そんなわけで、あんまりこんなことしたこと無いのだが、自分がつくったものについて解説してみる。今回のこれは、細かいところを知れば知るほど面白いところがあるので、もし気に入ってもらえたら是非、余韻としてお楽しみ頂きたいと思って、書いてみる。





※携帯・タブレットや、外国からはご覧頂くことができません。PCにてご覧ください。

UNICORN ✕ 宇宙兄弟「Feel So Moon」
言わずと知れた、日本が誇るユニコーンの新曲のミュージックビデオである。
これを、毎度ペアを組んでいる弊社川村真司と、PerfumeやサカナクションのMVなどで有名なキング・オブ・ミュージックビデオである関和亮氏と3人で、企画・監督する形でつくった。

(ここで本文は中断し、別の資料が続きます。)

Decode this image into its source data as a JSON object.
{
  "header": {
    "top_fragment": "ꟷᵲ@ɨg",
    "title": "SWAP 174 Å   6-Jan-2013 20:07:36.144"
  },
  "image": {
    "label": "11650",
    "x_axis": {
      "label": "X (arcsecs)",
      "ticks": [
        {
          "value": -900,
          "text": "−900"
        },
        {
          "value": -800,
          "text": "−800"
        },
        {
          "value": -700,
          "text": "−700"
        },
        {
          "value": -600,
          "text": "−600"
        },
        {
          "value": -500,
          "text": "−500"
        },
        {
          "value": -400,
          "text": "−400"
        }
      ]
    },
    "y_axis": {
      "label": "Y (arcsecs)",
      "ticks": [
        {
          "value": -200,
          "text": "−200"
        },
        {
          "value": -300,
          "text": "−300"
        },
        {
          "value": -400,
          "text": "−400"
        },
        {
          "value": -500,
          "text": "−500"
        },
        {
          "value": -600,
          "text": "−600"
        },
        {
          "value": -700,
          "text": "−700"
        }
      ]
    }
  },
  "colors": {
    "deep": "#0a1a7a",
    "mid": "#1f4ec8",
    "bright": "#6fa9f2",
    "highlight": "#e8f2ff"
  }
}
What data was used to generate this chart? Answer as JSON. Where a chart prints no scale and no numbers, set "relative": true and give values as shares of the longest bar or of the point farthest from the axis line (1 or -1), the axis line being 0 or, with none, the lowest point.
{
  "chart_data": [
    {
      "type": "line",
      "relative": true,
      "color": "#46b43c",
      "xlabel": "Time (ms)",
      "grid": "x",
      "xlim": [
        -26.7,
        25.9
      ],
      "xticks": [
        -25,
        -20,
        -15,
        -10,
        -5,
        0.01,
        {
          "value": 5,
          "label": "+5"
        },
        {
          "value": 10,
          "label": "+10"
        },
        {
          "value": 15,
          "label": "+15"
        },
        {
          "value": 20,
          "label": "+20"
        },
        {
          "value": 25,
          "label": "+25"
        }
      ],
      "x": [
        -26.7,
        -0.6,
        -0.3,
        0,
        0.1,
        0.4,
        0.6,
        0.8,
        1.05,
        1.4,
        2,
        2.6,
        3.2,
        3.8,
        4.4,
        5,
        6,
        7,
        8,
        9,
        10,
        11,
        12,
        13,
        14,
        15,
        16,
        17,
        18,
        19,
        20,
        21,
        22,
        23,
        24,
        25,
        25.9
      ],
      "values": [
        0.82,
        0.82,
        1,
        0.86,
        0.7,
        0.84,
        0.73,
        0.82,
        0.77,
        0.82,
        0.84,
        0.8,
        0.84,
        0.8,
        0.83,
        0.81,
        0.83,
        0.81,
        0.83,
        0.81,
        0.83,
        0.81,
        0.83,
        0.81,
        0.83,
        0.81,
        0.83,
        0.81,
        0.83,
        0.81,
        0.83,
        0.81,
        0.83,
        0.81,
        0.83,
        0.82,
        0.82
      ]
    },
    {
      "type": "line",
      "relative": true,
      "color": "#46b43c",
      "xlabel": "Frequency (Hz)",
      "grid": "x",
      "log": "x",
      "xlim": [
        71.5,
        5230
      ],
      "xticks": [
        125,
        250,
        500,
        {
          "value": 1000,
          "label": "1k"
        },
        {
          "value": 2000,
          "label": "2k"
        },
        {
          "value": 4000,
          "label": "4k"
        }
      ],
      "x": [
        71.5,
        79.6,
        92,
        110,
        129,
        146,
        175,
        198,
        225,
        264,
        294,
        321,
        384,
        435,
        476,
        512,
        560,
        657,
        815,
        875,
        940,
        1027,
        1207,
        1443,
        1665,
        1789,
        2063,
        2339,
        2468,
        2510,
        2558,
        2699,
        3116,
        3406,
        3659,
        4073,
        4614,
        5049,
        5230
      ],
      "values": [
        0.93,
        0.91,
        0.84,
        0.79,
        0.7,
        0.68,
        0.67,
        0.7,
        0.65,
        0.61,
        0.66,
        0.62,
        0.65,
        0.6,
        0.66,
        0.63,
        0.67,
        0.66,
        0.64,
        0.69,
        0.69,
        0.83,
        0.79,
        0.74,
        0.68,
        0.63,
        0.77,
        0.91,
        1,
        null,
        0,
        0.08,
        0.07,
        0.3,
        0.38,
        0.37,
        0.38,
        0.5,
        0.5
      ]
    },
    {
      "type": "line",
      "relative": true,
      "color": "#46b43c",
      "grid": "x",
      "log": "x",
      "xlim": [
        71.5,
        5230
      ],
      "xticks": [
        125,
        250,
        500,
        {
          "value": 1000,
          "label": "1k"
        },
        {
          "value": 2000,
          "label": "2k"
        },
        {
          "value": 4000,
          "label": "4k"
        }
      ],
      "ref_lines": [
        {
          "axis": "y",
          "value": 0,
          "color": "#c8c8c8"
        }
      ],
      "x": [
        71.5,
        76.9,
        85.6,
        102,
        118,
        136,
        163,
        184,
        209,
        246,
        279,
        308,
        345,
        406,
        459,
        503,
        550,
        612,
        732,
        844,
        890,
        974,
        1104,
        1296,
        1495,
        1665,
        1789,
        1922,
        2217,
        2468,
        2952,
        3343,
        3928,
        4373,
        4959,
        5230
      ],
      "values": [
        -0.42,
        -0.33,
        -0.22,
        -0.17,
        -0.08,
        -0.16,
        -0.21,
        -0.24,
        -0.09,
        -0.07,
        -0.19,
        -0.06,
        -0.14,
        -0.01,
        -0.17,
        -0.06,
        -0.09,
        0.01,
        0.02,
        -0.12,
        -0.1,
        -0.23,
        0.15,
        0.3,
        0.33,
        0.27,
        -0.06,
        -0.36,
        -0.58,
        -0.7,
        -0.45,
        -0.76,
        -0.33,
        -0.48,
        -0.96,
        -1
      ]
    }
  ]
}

ユニコーンと言えば、私が中学生の頃から第一線で活躍しているアーティストなわけで、当然ながら憧れのミュージシャンだ。まさか自分がユニコーンのMVを手がけることになるなんて、想像もしていなかった。
前回の記事をお読みになった方はおわかりのように、そもそも私はウェブサイトをつくりたくて就職したくせに、いろいろ暖簾を広げていく中で、いつの間にかミュージックビデオなどというものまでつくるようになっている。
映像とか、全然興味なかったのに。

ともあれ、このミュージックビデオは、恐らくとても特殊なミュージックビデオだ。

そもそも、曲が、アニメ「宇宙兄弟」の主題歌として書かれている。歌詞から何から、「宇宙兄弟」を意識してつくられているから、ある意味、「宇宙兄弟」のテーマソングに近い。
ご存知ない方のためにお伝えすると、「宇宙兄弟」というのは、講談社さんのモーニング誌で連載されている、文字通り、宇宙飛行士の兄弟を主人公にした成長ストーリーであり、人気漫画である。映画化もされたし、単行本はどの書店でも平積み状態だ。この曲は、その「宇宙兄弟」中のエピソードからヒントを得た歌詞やフレーズでできているのだ。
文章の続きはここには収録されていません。